The doctor had seen Soth on the morning of the felling of the speaker pole. After all the secrecy and planning, it was infuriating to be caught red-handed in a suburb where not a soul wandered after midnight. He’d honed his machete to an edge so fine, it could slice through communist red tape. He’d figured on no more than ten swings to bring down the nasty speaker and he’d be back in his cot before the world was any the wiser.
How could he have taken account of mysterious Mr. Soth? How was he to know the man’s habits? What right did he have to be awake at such an unhealthy hour? There was nothing to do in that place before dawn. But there he was, awake and brimming with vigilance.
On the flight from Luang Prabang, Siri and Inthanet had hatched this plot, along with several other contingencies. Dtui had told her boss on the phone about the visiting policemen and Tik, the old shaman, had been overwhelmed with a premonition of Siri rotting in jail. So Mr. Soth’s initiative and Siri’s arrest were both inevitable. The play was written and the action followed the script. But there was to be an unexpected last act.
Apart from being a creep, Mr. Soth was also a bad loser. He hadn’t reached the economic heights and moral depths he occupied today by accepting humiliation. Revenge didn’t have to be too complicated. A simple killing would do.
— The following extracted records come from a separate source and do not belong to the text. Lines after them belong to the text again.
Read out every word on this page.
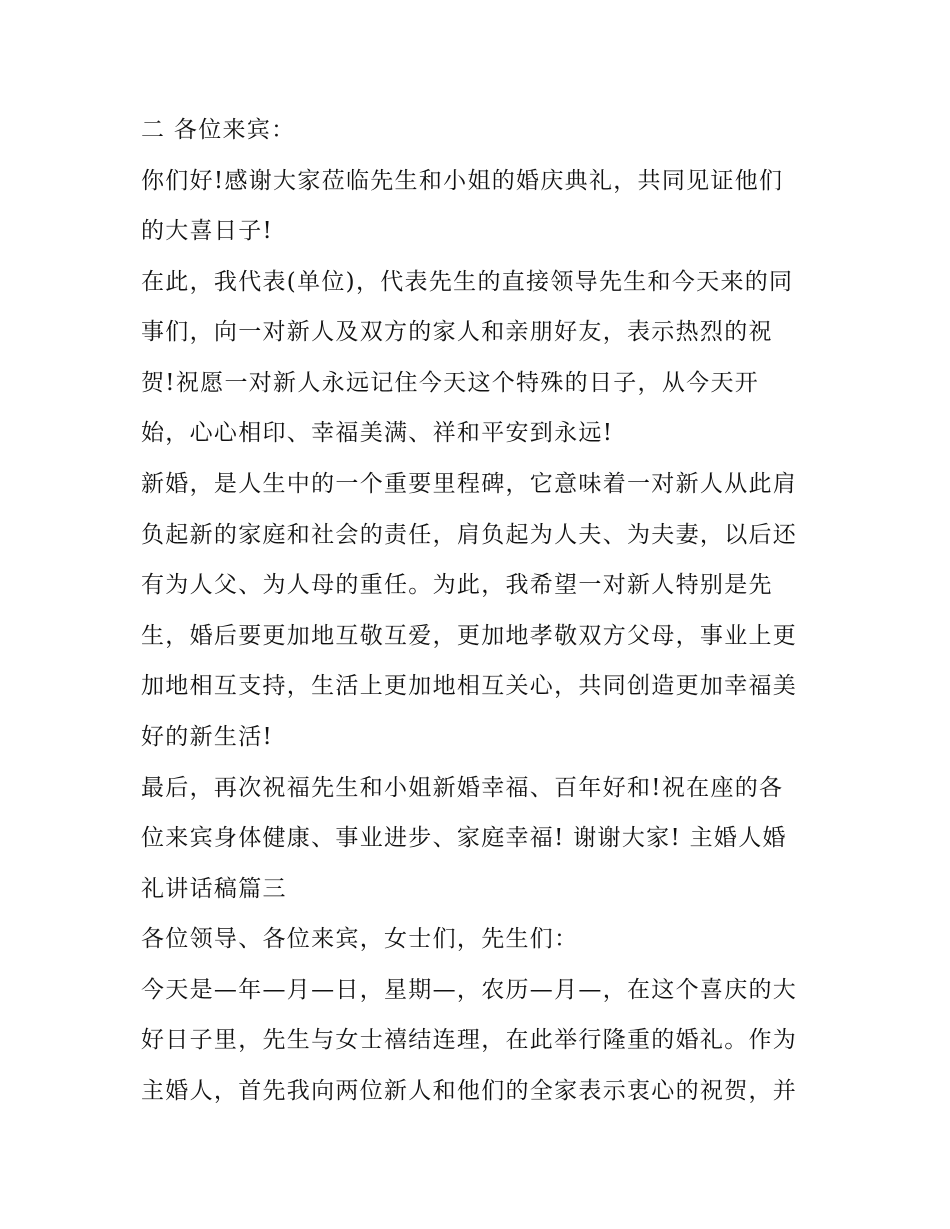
二 各位来宾：

你们好!感谢大家莅临先生和小姐的婚庆典礼，共同见证他们

的大喜日子!

在此，我代表(单位)，代表先生的直接领导先生和今天来的同

事们，向一对新人及双方的家人和亲朋好友，表示热烈的祝

贺!祝愿一对新人永远记住今天这个特殊的日子，从今天开

始，心心相印、幸福美满、祥和平安到永远!

新婚，是人生中的一个重要里程碑，它意味着一对新人从此肩

负起新的家庭和社会的责任，肩负起为人夫、为夫妻，以后还

有为人父、为人母的重任。为此，我希望一对新人特别是先

生，婚后要更加地互敬互爱，更加地孝敬双方父母，事业上更

加地相互支持，生活上更加地相互关心，共同创造更加幸福美

好的新生活!

最后，再次祝福先生和小姐新婚幸福、百年好和!祝在座的各

位来宾身体健康、事业进步、家庭幸福! 谢谢大家! 主婚人婚

礼讲话稿篇三

各位领导、各位来宾，女士们，先生们：

今天是—年—月—日，星期—，农历—月—，在这个喜庆的大

好日子里，先生与女士禧结连理，在此举行隆重的婚礼。作为

主婚人，首先我向两位新人和他们的全家表示衷心的祝贺，并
It was lunchtime, so Siri drove directly to the river, parked beneath a golden shower tree, and walked over to Civilai and Phosy on their regular log. Both men were eating with their right hands and fanning themselves, geisha-like, with their left. The cheap Singha Beer logo fans from Thailand barely managed to slide the sweat across their foreheads. There was no natural movement in the air, and the river edged along so slowly it threatened to stop completely.
“Got anything to eat?” Siri asked.
“Will you listen to that.” Civilai looked at Phosy without bothering to greet the newcomer. “The man makes over fifteen dollars a month, and he still has the gall to mooch off poor folk like us.”